You're talking about layered endgame systems with different philosophies that somehow coexist cohesively - contested, non-instanced, socially driven, varied progression paths, etc. That's ambitious. It's also something teams with 100+ developers struggle to execute.
This is a studio that takes eight months+ to finish a starter zone.
Eight. Months. And we're supposed to believe they're going to build multiple parallel endgame layers that are tuned, balanced, iterated, and maintained before launch? Or even shortly after?

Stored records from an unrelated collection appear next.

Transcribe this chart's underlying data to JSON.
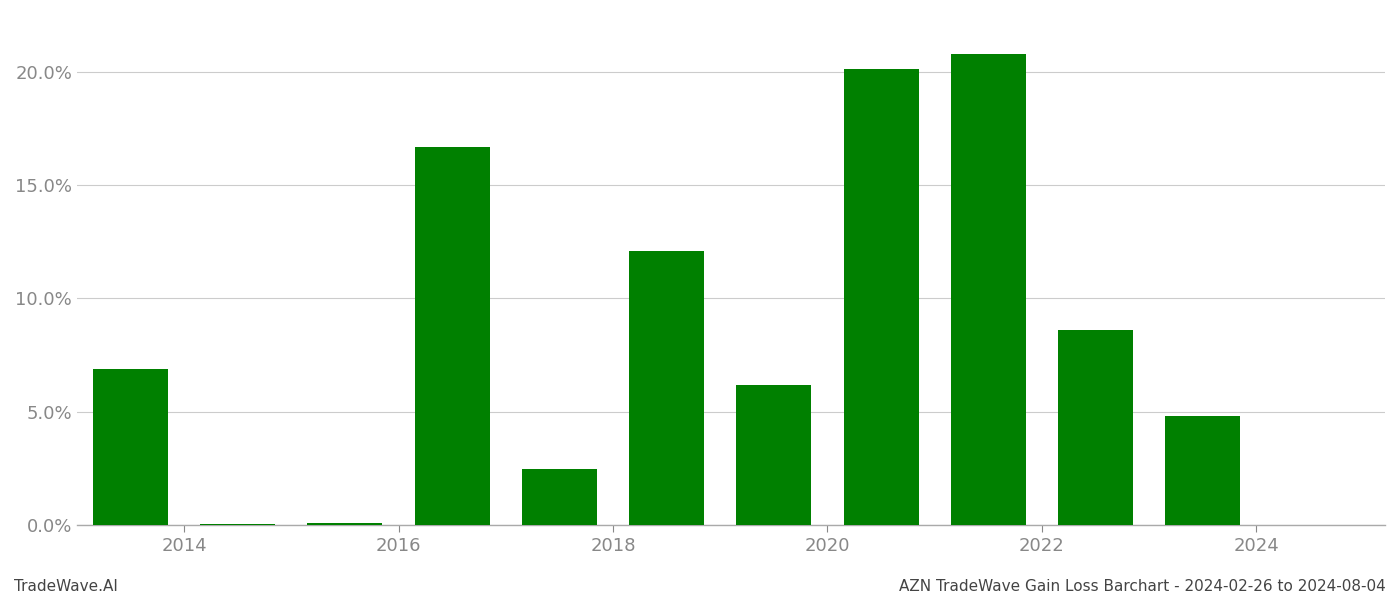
{
  "bar_positions": [
    2013.5,
    2014.5,
    2015.5,
    2016.5,
    2017.5,
    2018.5,
    2019.5,
    2020.5,
    2021.5,
    2022.5,
    2023.5,
    2024.5
  ],
  "values": [
    0.069,
    0.0005,
    0.001,
    0.167,
    0.025,
    0.121,
    0.062,
    0.201,
    0.208,
    0.086,
    0.048,
    0.0
  ],
  "xtick_positions": [
    2014,
    2016,
    2018,
    2020,
    2022,
    2024
  ],
  "xtick_labels": [
    "2014",
    "2016",
    "2018",
    "2020",
    "2022",
    "2024"
  ],
  "bar_color": "#008000",
  "background_color": "#ffffff",
  "ylim": [
    0,
    0.225
  ],
  "yticks": [
    0.0,
    0.05,
    0.1,
    0.15,
    0.2
  ],
  "footer_left": "TradeWave.AI",
  "footer_right": "AZN TradeWave Gain Loss Barchart - 2024-02-26 to 2024-08-04",
  "footer_fontsize": 11,
  "grid_color": "#cccccc",
  "tick_color": "#888888",
  "bar_width": 0.7,
  "xlim": [
    2013.0,
    2025.2
  ]
}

With a mostly part-time team?
You can't simultaneously argue that, "They’re tiny and that's fine." "They don't need mass appeal." "They're just building something small and focused." And then also argue they're going to deliver a multi-tiered, cohesive, non-instanced, anti-poopsock, anti-casual, anti-meta endgame ecosystem that rivals what larger studios attempt and fail at.
You absolutely can design around poopsockers without instancing. You can use lockouts, rotating objectives, dynamic spawn systems, scaling mechanics, reward throttling, soft competition layers, etc. But
every single one of those systems takes time to design, test, iterate, and police. Time is the one resource they demonstrably
do not have in abundance.
"Think outside the box" only works if you have the manpower to build the thing you're imagining. And the project lead just got done telling us they need you to pay them $15/month for the next few years for the privilege of allowing them to
hire the manpower. This whole conversation is exactly why I spent so much time 30 pages ago reiterating that you cannot design around a nostalgic emotional imprint and ignore the structural realities of 2026. Wanting something to
feel like old EQ doesn't make it viable in the current market. Designing around emotion without designing around production realities is how you end up with burnout, content drought, and emergency pivots six months in.
But, I really look forward to the, "A REAL EQ SEQUEL JUST HASN'T BEEN TRIED YET!!!" posts in 2 years.